La puritá natia dunque si tira
dall’armonia del mondo e d’ogni corda,
che vario suon disserra,
tesa in cielo ed in terra;
e chi sa ingenerarla, a lor s’accorda,
dove, onorato, Dio sua grazia aspira.
Oh felice soggetto,
degno di favor tale,
che Dio in lui di sé goda!
Poscia è felice chi tanto non vale,
se, ascoltando, s’unisce a quel perfetto.
Ma d’ogni ben si froda,
chi nato è impuro e schifa il saggio e schietto.

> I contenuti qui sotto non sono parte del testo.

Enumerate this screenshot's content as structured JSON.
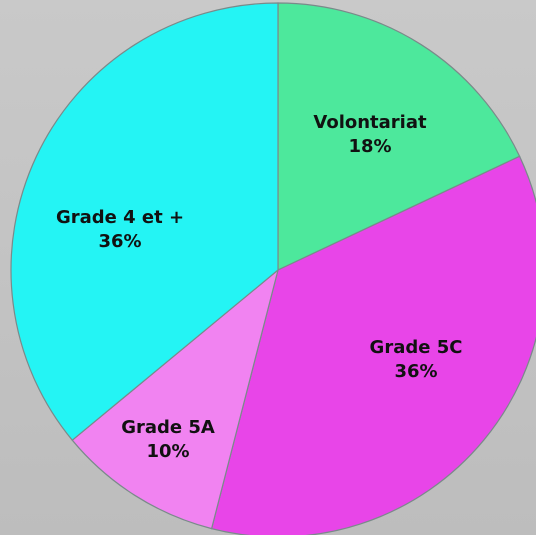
{
  "chart_data": {
    "type": "pie",
    "categories": [
      "Volontariat",
      "Grade 5C",
      "Grade 5A",
      "Grade 4 et +"
    ],
    "values": [
      18,
      36,
      10,
      36
    ],
    "value_labels": [
      "18%",
      "36%",
      "10%",
      "36%"
    ],
    "colors": [
      "#4de89c",
      "#e845e8",
      "#f183f1",
      "#24f4f4"
    ]
  }
}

Assai difficile è a dire come dall’armonia del cielo e della terra e delli secondi enti co’ primi avviene la puritá dello spirto sensitivo, e come si può far generazione perfetta sotto certi luoghi e stelle e tempi, secondo che l’autore scrive nella Cittá del sole. E che Dio, onorato in cercar la sua grazia per ragion naturale da lui seminata, infonde il suo aiuto, ed unisce l’anima immortale a spirito puro, e fa uomini divini. E ch’egli è ottimo e purissimo, chi per sé tutto sa e quel, che non si sa, intende. A questo [p. 42 modifica]segue in grado chi crede al purissimo, ma chi non crede al savio e puro intelletto è disutile a sé ed agli altri. Ed Esiodo disse: «Optimus ille quidem», ecc. «Proximus», ecc. «At qui nescit», ecc.